I have to say that point code is faster than numpy's. But what if i want to do a more complex operation with point. for example for every pixel check the max(r,g,b) and do something depending on if r=max or g=max or b=max. As you saw i used the point with function as argument. It takes one argument i. what is this i? is it the pixel?(i.e i=(r,g,b)?).I can't seem to understand from the pil documentation

The docs may not have been clear in earlier versions of PIL, but in Pillow it's spelled out pretty well.
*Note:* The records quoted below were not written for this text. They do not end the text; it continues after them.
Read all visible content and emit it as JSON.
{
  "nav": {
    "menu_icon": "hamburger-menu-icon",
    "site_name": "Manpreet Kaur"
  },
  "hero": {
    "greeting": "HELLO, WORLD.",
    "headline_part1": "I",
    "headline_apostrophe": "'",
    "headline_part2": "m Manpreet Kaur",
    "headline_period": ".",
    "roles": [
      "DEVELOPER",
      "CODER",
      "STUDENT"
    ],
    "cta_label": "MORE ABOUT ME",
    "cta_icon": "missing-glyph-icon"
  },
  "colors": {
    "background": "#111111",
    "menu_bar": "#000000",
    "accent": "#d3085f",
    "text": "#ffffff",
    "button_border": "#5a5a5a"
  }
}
From Image.point:

lut – A lookup table, containing 256 values per band in the image. A function can be used instead, it should take a single argument. The function is called once for each possible pixel value, and the resulting table is applied to all bands of the image.

In other words, it's not a general-purpose way to map each pixel through a function, it's just a way to dynamically built the lookup table, instead of passing in a pre-built one.

In other words, it's called with the numbers from 0 through 255. (Which you can find out for yourself pretty easily by just writing a function that appends its argument to a global list and then dump out the list at the end…)

If you split your image into separate bands or planes, point each one of them with a different function, and then recombine them, that might be able to accomplish what you're trying to do. But even then, I think eval is what you wanted, not point.

But I think what you really want, which is a pixel-by-pixel all-bands-at-once iterator. And you don't need anything special for that. Just use map or a comprehension over getdata. Isn't that slow? Of course it's slow, because it's calling your function X*Y times; the cost of building the getdata sequence and iterating over it is tiny compared to that cost, so looking for a way for PIL to optimize the already-fast-enough part won't get you very far.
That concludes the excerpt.